Nothing exceptional, or unusual there. A simple Monday morning warmer. To bring it together, and with the intention of leaving it there, I then asked the group to tell me what they had found out about each other. It was also a notable weekend for me, as my brother had got married, so there were lots of mini-talks about weddings and engagements.
As the group shared their findings with me, I started to note their errors verbatim on the board, for a brief feedback on errors. So far, so normal. I did mix it up a little, however, and I started to write a selection of answers on the board, most of the errors, but also a few correct ones, and what was going to be a simple error correction became a more competitive, challenging activity.
Instead of me talking to the whole class, or else eliciting ideas from the group, I got the learners to work in groups, threes and fours, to correct (or not) each sentence. The only rule was that each group had to agree the answer before the end of the time limit (seven sentences, so I let them have about 10 minutes, or so). Cue some frantic discussions about grammar, including a few lovely moments, like when one of the weaker learners got an answer right ahead of the rest of her group. The impact of introducing this collaborative and mildly competitive activity was to generate more energy, more interest, more engagement in what, basically, was just looking for mistakes in a bunch of sentences.
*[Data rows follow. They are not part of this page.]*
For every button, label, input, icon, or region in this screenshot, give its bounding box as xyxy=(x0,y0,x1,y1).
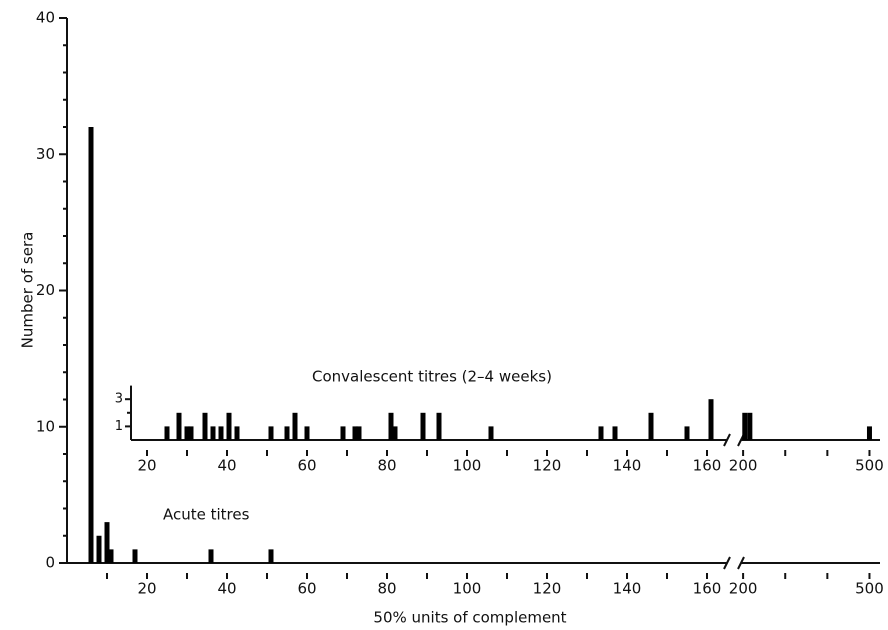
bar xyxy=(420,412,426,440)
x-tick-label: 40 xyxy=(217,457,236,475)
bar xyxy=(96,535,102,563)
bar xyxy=(132,549,138,563)
axis-break xyxy=(723,433,745,447)
bar xyxy=(304,426,310,440)
bar xyxy=(104,522,110,563)
bar xyxy=(340,426,346,440)
bar xyxy=(436,412,442,440)
x-tick-label: 160 xyxy=(693,580,722,598)
bar xyxy=(164,426,170,440)
x-axis-label: 50% units of complement xyxy=(373,609,566,627)
x-tick-label: 120 xyxy=(533,457,562,475)
x-tick-label: 500 xyxy=(855,580,884,598)
x-tick-label: 200 xyxy=(729,457,758,475)
bar xyxy=(866,426,872,440)
x-tick-label: 60 xyxy=(297,580,316,598)
bar xyxy=(684,426,690,440)
bar xyxy=(202,412,208,440)
bar xyxy=(176,412,182,440)
bar xyxy=(234,426,240,440)
bar xyxy=(208,549,214,563)
x-tick-label: 80 xyxy=(377,580,396,598)
y-tick-label: 40 xyxy=(36,9,55,27)
bar xyxy=(392,426,398,440)
x-tick-label: 100 xyxy=(453,457,482,475)
bar xyxy=(218,426,224,440)
bar xyxy=(388,412,394,440)
x-tick-label: 80 xyxy=(377,457,396,475)
bar xyxy=(598,426,604,440)
bar xyxy=(747,412,753,440)
y-tick-label: 30 xyxy=(36,145,55,163)
y-tick-label: 0 xyxy=(45,554,55,572)
x-tick-label: 60 xyxy=(297,457,316,475)
bar xyxy=(352,426,358,440)
x-tick-label: 140 xyxy=(613,457,642,475)
bar xyxy=(268,549,274,563)
x-tick-label: 200 xyxy=(729,580,758,598)
bar xyxy=(742,412,748,440)
x-tick-label: 40 xyxy=(217,580,236,598)
annotation: Acute titres xyxy=(163,506,250,524)
bar xyxy=(284,426,290,440)
y-tick-label: 10 xyxy=(36,417,55,435)
bar xyxy=(292,412,298,440)
x-tick-label: 100 xyxy=(453,580,482,598)
bar xyxy=(708,399,714,440)
y-axis-label: Number of sera xyxy=(19,232,37,349)
bar xyxy=(108,549,114,563)
x-tick-label: 120 xyxy=(533,580,562,598)
bar xyxy=(356,426,362,440)
axis-break xyxy=(723,556,745,570)
bar xyxy=(184,426,190,440)
y-tick-label: 3 xyxy=(115,392,123,407)
bar xyxy=(210,426,216,440)
x-tick-label: 500 xyxy=(855,457,884,475)
bar xyxy=(612,426,618,440)
bar xyxy=(488,426,494,440)
bar xyxy=(268,426,274,440)
bar xyxy=(648,412,654,440)
x-tick-label: 20 xyxy=(137,580,156,598)
x-tick-label: 160 xyxy=(693,457,722,475)
bar xyxy=(88,127,94,563)
y-tick-label: 20 xyxy=(36,281,55,299)
bar xyxy=(188,426,194,440)
inset-title: Convalescent titres (2–4 weeks) xyxy=(312,368,552,386)
x-tick-label: 140 xyxy=(613,580,642,598)
bar xyxy=(226,412,232,440)
x-tick-label: 20 xyxy=(137,457,156,475)
y-tick-label: 1 xyxy=(115,419,123,434)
It was only during the feedback from this stage that I led from the front, and got ideas from each group, and “delivered” a lesson. And, of course, letting the weaker learner have her moment of class glory.
So nothing special, but it was a pleasant, useful hour where learners got to recap and review some useful language in a context of their own. What I think made this special was both the simplicity of it, in terms of procedure (erm… Read the sentences, discuss them) and in terms of technology: learners used technology they were comfortable and familiar with, rather than technology I was forcing on them: their own mobiles, paper dictionaries, paper, pens, all that hi tech wizardry. (It’s worth adding we were in a room with an interactive whiteboard, and enough PCs for one each, all of which were used in the next part of the lesson).
I think it lacked the checking of the learning at the end, some sort of activity where the learners repeated, or did a variation of the initial task, but this time paying attention to the areas which arose in the feedback, and trying to use any new vocabulary we had generated. But I think after the best part of an hour, I felt that it was time to move on to the main bulk of the planned lesson: I guess in my mind it was very much still a “warmer” rather than the main learning of the lesson.
I do think I will use something like this again, if the time, place and learners are right, and include some sort of opportunity to use the language correctly. Indeed the final reflection/what have we learned stage is still the bit I forget, which I is a shame, because this is important. Particularly when you do a lesson which is based on emergent, unpredictable language like this, I think a bit of summarising would be good. So I’m going to make a conscious effort to try something tomorrow around that, and if I get chance, I’ll let you known how I get on.